Evaluate reports based on data.

CC.HSS.CP.A.2

Understand that two events A and B are independent if the probability of A and B occurring together is the product of their probabilities, and use this characterization to determine if they are independent.

CC.HSS.CP.A.3

Understand the conditional probability of A given B as P(A and B)/P(B), and interpret independence of A and B as saying that the conditional probability of A given B is the same as the probability of A, and the conditional probability of B given A is the same as the probability of B.

CC.HSS.CP.A.5

Recognize and explain the concepts of conditional probability and independence in everyday language and everyday situations.

CC.HSS.CP.B.7

Apply the Addition Rule, P(A or B) = P(A) + P(B) - P(A and B), and interpret the answer in terms of the model.

CC.HSS.CP.B.9

Use permutations and combinations to compute probabilities of compound events and solve problems.

CC.HSS.MD.A.1

Define a random variable for a quantity of interest by assigning a numerical value to each event in a sample space; graph the corresponding probability distribution using the same graphical displays as for data distributions.

CC.HSS.MD.A.2

Calculate the expected value of a random variable; interpret it as the mean of the probability distribution.

CC.HSS.MD.A.3

Develop a probability distribution for a random variable defined for a sample space in which theoretical probabilities can be calculated; find the expected value.

CC.HSS.MD.B.7

Analyze decisions and strategies using probability concepts (e.g., product testing, medical testing, pulling a hockey goalie at the end of a game).

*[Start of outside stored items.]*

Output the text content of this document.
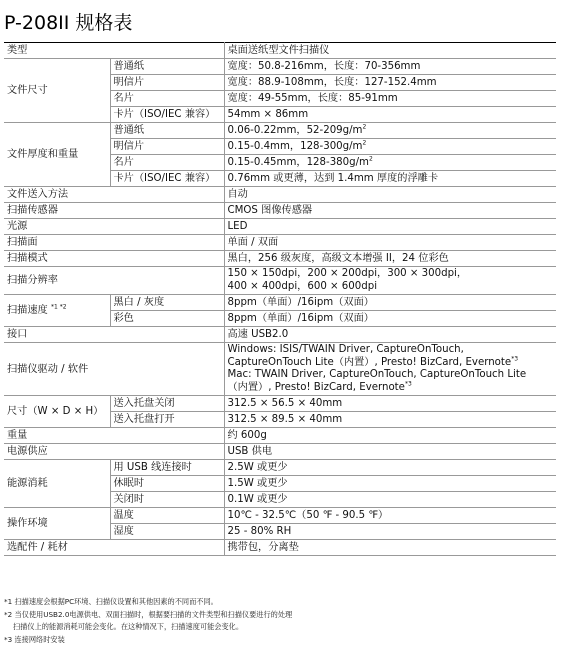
P-208II 规格表
类型		桌面送纸型文件扫描仪
文件尺寸	普通纸	宽度：50.8-216mm，长度：70-356mm
	明信片	宽度：88.9-108mm，长度：127-152.4mm
	名片	宽度：49-55mm，长度：85-91mm
	卡片（ISO/IEC 兼容）	54mm × 86mm
文件厚度和重量	普通纸	0.06-0.22mm，$52-209g/m^2$
	明信片	0.15-0.4mm，$128-300g/m^2$
	名片	0.15-0.45mm，$128-380g/m^2$
	卡片（ISO/IEC 兼容）	0.76mm 或更薄，达到 1.4mm 厚度的浮雕卡
文件送入方法		自动
扫描传感器		CMOS 图像传感器
光源		LED
扫描面		单面 / 双面
扫描模式		黑白，256 级灰度，高级文本增强 II，24 位彩色
扫描分辨率		150 × 150dpi，200 × 200dpi，300 × 300dpi，
400 × 400dpi，600 × 600dpi

扫描速度 $^{*1 *2}$	黑白 / 灰度	8ppm（单面）/16ipm（双面）
	彩色	8ppm（单面）/16ipm（双面）
接口		高速 USB2.0
扫描仪驱动 / 软件		Windows: ISIS/TWAIN Driver, CaptureOnTouch,
CaptureOnTouch Lite（内置）, Presto! BizCard, Evernote$^{*3}$
Mac: TWAIN Driver, CaptureOnTouch, CaptureOnTouch Lite
（内置）, Presto! BizCard, Evernote$^{*3}$

尺寸（W × D × H）	送入托盘关闭	312.5 × 56.5 × 40mm
	送入托盘打开	312.5 × 89.5 × 40mm
重量		约 600g
电源供应		USB 供电
能源消耗	用 USB 线连接时	2.5W 或更少
	休眠时	1.5W 或更少
	关闭时	0.1W 或更少
操作环境	温度	10℃ - 32.5℃（50 ℉ - 90.5 ℉）
	湿度	25 - 80% RH
选配件 / 耗材		携带包，分离垫
*1 扫描速度会根据PC环境、扫描仪设置和其他因素的不同而不同。
*2 当仅使用USB2.0电源供电、双面扫描时，根据要扫描的文件类型和扫描仪要进行的处理
扫描仪上的能源消耗可能会变化。在这种情况下，扫描速度可能会变化。
*3 连接网络时安装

Statistical Reasoning in Georgia High Schools

Statistical Reasoning is a high school math course that builds skills in data analysis, probability, and statistical inference. Georgia students in this course follow the Georgia Standards of Excellence, preparing them to interpret real-world data and make evidence-based decisions.

Data Analysis and Distributions

Students begin by learning to represent data using dot plots, histograms, and box plots. From there, they compare data sets using measures of center like mean and median, and measures of spread like interquartile range and standard deviation. Understanding how outliers affect a data set is a key skill covered early in the course.

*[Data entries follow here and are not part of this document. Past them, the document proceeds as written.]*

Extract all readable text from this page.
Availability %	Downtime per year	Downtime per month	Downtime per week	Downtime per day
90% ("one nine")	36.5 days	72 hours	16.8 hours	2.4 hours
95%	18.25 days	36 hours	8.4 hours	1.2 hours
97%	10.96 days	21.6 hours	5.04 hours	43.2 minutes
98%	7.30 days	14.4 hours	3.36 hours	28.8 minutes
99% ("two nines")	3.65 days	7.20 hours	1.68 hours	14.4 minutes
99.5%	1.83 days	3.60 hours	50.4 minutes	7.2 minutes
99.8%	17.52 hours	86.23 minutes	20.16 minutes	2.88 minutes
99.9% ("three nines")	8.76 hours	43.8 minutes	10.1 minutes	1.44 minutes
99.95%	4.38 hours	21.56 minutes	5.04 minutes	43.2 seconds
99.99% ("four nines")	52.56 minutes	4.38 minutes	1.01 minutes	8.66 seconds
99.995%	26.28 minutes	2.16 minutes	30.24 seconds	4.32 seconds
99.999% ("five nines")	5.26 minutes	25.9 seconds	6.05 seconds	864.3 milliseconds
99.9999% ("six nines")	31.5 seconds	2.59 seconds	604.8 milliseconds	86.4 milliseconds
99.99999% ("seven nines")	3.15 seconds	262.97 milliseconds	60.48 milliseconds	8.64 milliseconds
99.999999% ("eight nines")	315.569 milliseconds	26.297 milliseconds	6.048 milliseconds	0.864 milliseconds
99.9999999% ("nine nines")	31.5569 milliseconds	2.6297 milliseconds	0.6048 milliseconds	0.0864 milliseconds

  • Represent data on the real number line
  • Compare shape, center, and spread across data sets
  • Fit data to a normal distribution and estimate population percentages
  • Summarize categorical data in two-way frequency tables

Correlation, Regression, and Causation

Students explore scatter plots and learn to describe relationships between two quantitative variables. They compute and interpret the correlation coefficient of a linear fit using technology, and critically distinguish between correlation and causation — a concept with broad real-world applications.

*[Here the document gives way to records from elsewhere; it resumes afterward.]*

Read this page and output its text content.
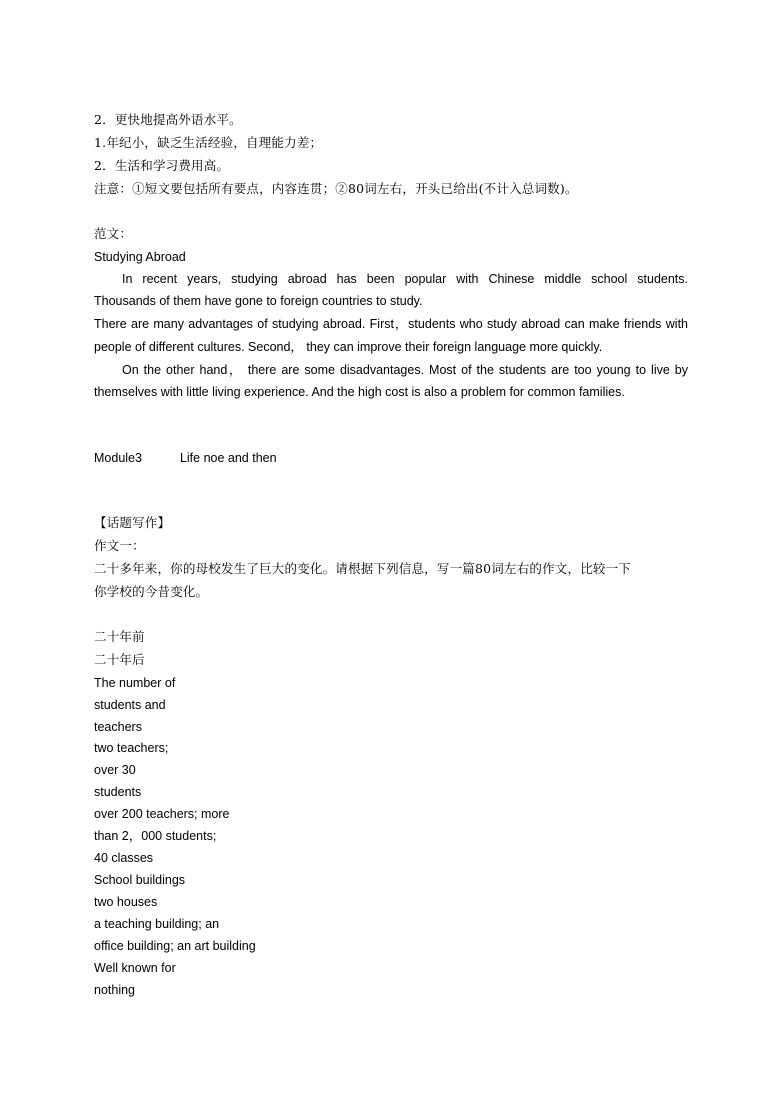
2．更快地提高外语水平。
1.年纪小，缺乏生活经验，自理能力差；
2．生活和学习费用高。
注意：①短文要包括所有要点，内容连贯；②80词左右，开头已给出(不计入总词数)。
范文：
Studying Abroad
In recent years, studying abroad has been popular with Chinese middle school students.
Thousands of them have gone to foreign countries to study.
There are many advantages of studying abroad. First，students who study abroad can make friends with
people of different cultures. Second， they can improve their foreign language more quickly.
On the other hand， there are some disadvantages. Most of the students are too young to live by
themselves with little living experience. And the high cost is also a problem for common families.
Module3	Life noe and then
【话题写作】
作文一：
二十多年来，你的母校发生了巨大的变化。请根据下列信息，写一篇80词左右的作文，比较一下
你学校的今昔变化。
二十年前
二十年后
The number of
students and
teachers
two teachers;
over 30
students
over 200 teachers; more
than 2，000 students;
40 classes
School buildings
two houses
a teaching building; an
office building; an art building
Well known for
nothing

Statistical Inference and Sampling

This unit introduces statistics as a process for making inferences about populations from random samples. Students learn the differences among sample surveys, experiments, and observational studies, and how randomization plays a role in each. They use simulations to develop margins of error and evaluate the significance of differences between experimental treatments.

  • Estimate population mean or proportion from sample data
  • Develop margin of error using simulation models
  • Evaluate reports based on data critically

Probability and Conditional Probability

Students develop a solid foundation in probability, including independent events, conditional probability, and the Addition and Multiplication Rules. Two-way frequency tables serve as sample spaces to test independence and approximate conditional probabilities in everyday contexts.

  • Understand and apply the Addition Rule: P(A or B) = P(A) + P(B) - P(A and B)
  • Apply the general Multiplication Rule in uniform probability models
  • Use permutations and combinations to find probabilities of compound events

Random Variables and Expected Value

In the final major unit, students define random variables, graph probability distributions, and calculate expected values. They develop probability distributions using both theoretical and empirical methods, and apply expected value to real decision-making scenarios such as product testing and medical testing.